Comprender el atractivo cultural de los rifles semiautomáticos AR-15 como los utilizados en Nashville puede no ser tan urgente como la cuestión política de su disponibilidad. De hecho, aunque en general apoyo el derecho a las armas, estoy a favor de imponer restricciones a la fabricación y propiedad de armas tipo AR-15. Sin embargo, el problema es más profundo que las armas de fuego: no solo la existencia de los villanos que aprietan gatillos, sino también el lugar específico que ocupan esas armas en la vida estadounidense y la lógica por la que su posesión parece justificable en la mente de los entusiastas.
El AR-15 se sitúa en la intersección de una afición relativamente inocente y la siniestra popularización de rasgos de la cultura miliciana de la década de 1990, incluso entre personas que llevan una vida apegada a la ley. El principal argumento de venta del AR-15 es que puede modificarse, configurarse y volver a imaginarse de manera infinita. Puede ser más ruidosa o más silenciosa, más fácil de cargar, manipular, disparar y recargar o más letal. Está pensada para combinarse con una gama al parecer interminable de culatas y empuñaduras personalizables, dispositivos de mitigación de explosiones, cañones de pistón y juegos de conversión. Estos componentes se combinan a su vez con un amplio surtido de accesorios: chalecos, cascos, correas y otros equipos que siempre se denominan “tácticos”.

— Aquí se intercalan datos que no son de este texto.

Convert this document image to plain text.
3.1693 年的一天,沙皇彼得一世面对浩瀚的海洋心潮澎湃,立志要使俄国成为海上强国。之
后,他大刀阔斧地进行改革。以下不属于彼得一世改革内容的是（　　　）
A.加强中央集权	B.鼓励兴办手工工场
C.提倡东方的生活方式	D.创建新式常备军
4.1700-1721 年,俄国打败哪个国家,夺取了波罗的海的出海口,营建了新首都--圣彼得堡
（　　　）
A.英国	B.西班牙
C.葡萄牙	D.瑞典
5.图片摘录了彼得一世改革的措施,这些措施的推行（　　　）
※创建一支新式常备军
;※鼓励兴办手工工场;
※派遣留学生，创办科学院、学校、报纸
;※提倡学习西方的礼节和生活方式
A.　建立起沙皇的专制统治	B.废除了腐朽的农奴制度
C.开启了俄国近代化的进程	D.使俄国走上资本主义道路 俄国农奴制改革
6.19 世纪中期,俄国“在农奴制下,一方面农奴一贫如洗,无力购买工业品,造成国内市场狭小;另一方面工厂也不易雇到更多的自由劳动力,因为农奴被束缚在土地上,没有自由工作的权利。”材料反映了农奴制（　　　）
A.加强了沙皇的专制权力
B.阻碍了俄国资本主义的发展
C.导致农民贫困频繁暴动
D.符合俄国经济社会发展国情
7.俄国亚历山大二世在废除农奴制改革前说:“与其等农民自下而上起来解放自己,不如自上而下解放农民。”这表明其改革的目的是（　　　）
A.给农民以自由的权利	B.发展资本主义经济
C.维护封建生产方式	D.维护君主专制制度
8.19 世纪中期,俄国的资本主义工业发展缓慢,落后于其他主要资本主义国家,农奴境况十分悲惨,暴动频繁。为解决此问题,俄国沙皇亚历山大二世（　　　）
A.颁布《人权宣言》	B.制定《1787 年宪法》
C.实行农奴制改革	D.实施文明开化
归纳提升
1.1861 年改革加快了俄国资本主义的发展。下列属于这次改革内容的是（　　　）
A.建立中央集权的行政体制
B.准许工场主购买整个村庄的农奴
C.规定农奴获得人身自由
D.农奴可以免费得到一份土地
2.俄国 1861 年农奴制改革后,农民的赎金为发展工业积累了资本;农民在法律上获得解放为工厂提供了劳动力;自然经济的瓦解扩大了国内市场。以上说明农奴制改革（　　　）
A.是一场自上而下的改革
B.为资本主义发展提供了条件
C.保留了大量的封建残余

Este adjetivo —y la ubicuidad de las referencias a los “tácticos” en la publicidad, los sitios de reseñas y los foros de aficionados— es lo que sugiere el aspecto funesto de la cultura de la AR-15. ¿Quién practica exactamente estas tácticas, dónde y con qué propósito? Lo que indica este asunto de las “tácticas” no es tanto un compromiso con la acción (la inmensa mayoría de quienes poseen AR-15 respetan la ley) como un estado de ánimo general. Para el aspirante a estratega, cada lugar habitado por seres humanos —urbanizaciones, complejos de departamentos, tiendas, centros comerciales, hoteles, iglesias, hospitales y, desde luego, escuelas— es otra oportunidad para imaginarse participando en maniobras de tipo militar. ¿Dónde te refugiarías si estuvieras aquí? ¿Cómo mantendrías la posición? ¿Qué armas y equipo utilizarías?
Esos hábitos mentales pueden ser útiles en el entrenamiento de las fuerzas especiales estadounidenses. Pero, en un momento de aislamiento social, disturbios raciales, aumento de los índices de delincuencia y abuso generalizado de drogas, es más difícil ver el lado positivo de inculcar esta actitud paranoica entre millones de ciudadanos estadounidenses que, por lo demás, no muestran señal alguna de querer mudarse a la remota Montana ni almacenar balas para el día en que lleguen los helicópteros negros (parte de la trama de una teoría de la conspiración).
Soy un cazador entusiasta, aunque poco distinguido, para quien el momento más agradable del año es el largo fin de semana de Acción de Gracias, cuando salgo del puesto de caza de ciervos solo para ver el partido de fútbol americano entre Míchigan y Ohio State. Mi primer recuerdo del uso de un arma es a los 6 años, cuando disparé y fallé a una nube de murciélagos que volaban sobre un viejo granero en el límite de nuestra propiedad. No obstante, el mundo de los culatazos y los dispositivos de mitigación de explosiones está tan lejos de mi experiencia como practicar el ala delta. Para los entusiastas de la AR-15, el arma no es un medio para alcanzar un fin —una herramienta con la que cazar, un arma con la que proteger a la familia y la propiedad—, sino el fin en sí mismo, un lugar de fantasía y creación de significado.